I rather doubt however that you need that kind of flexibility. Such a need is very rare. I would step back and see exactly what dynamic data you think the user might need to enter.
That's correct -- you'd create an array of NSEntityDescription objects, then call setEntities: on the new managed object model. Then, finally, you'd merge that model with your built-in model.
But note that you can't change a model once it has been used to create a managed object context (or used for storage). You'll need to create new storage and context after the model is changed.
I have an iPhone Core Data app with a pre-populated sqlite "baseline" database. Can I add a second smaller sqlite database with the same tables as my pre-populated "baseline" database but with additional / complementary data such that Core Data will happily union the data from both databases and, ultimately, present to me as if it was all a single data source?
Idea that I had is:
1) the "baseline" database never changes.
2) I can download the smaller "complementary" sqlite database for additional data as and when I need to (I'm assuming downloading sqlite database is allowed, please comment if otherwise).
3) Core Data is then able to union data from 1 & 2. I can then reference this unified data by calling my defined Core Data managed object model.
Hope this makes sense.
Thanks in advance.
Core Data is designed to handle multiple data files via the – addPersistentStoreWithType:configuration:URL:options:error: method.
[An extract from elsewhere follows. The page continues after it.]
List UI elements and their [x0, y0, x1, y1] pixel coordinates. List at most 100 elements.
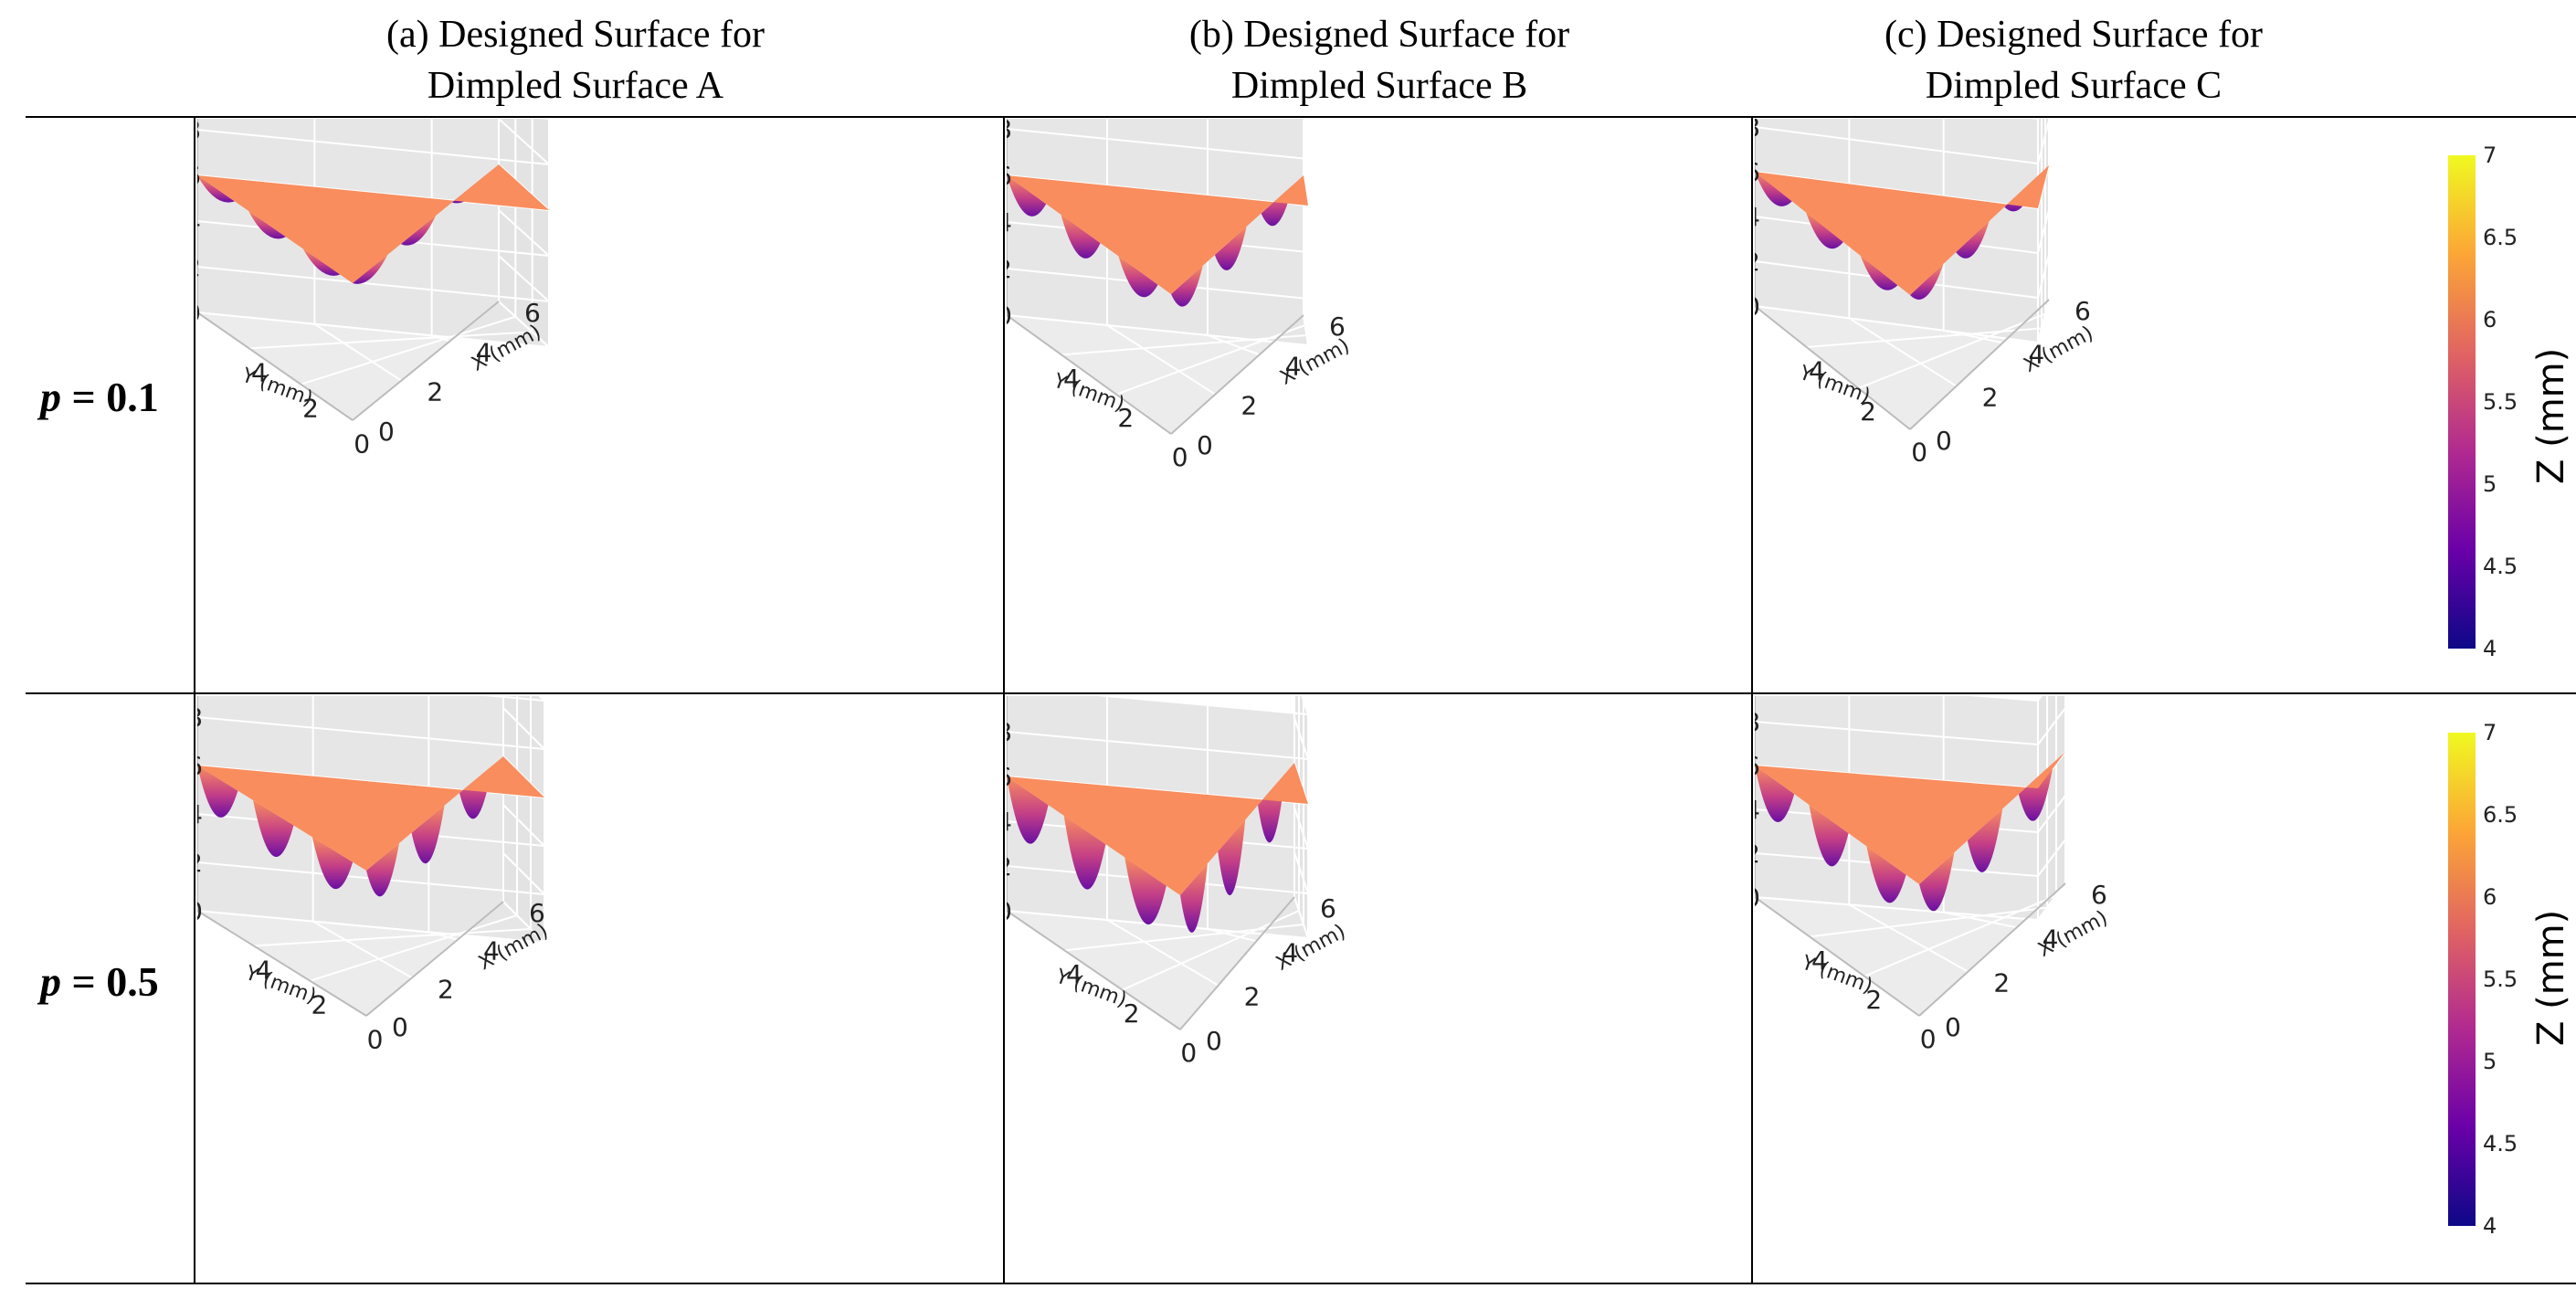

This will allow you to combine all of the data files together and then access them via a single NSManagedObjectContext.
Your only issue, and it may not even be an issue for you, is that the store files cannot directly reference each other. Therefore you will need to reference data between files "manually" via unique identifiers. However I suspect you are already aware of that limitation.
Manual Relationships
The idea is that when both objects in a "relationship" are in one model and one file, Core Data does its magic and handles all of the referential integrity for you. However when they are in different files and/or models this doesn't happen automatically anymore.
The solution to this issue is to use a fetched property that looks up some unique identifier to retrieve the entity (or entities) that you want to be on the other side of the relationship. This will give you a "weak" relationship between files.
One thing to note though when doing this. The fetched property does not get updated automatically when something changes. This means when data changes that would cause that relationship to change, your application will not be automatically made aware of it and you will need to request that property again to get the updated relationship information.
Hopefully that makes it a bit clearer.
Co-existance of fetched properties and relationships
They can definitely co-exist but realize that they are two separate properties. If you want your controller code to see them as one, then I would suggest building a subclass for that entity and then adding a convenience method in there that hits both the relationship and the fetched property and then rolls them up into one NSArray or NSSet before returning it back to your controller code.
You can attach the downloaded database with ATTACH DATABASE statement and operate with unions of tables.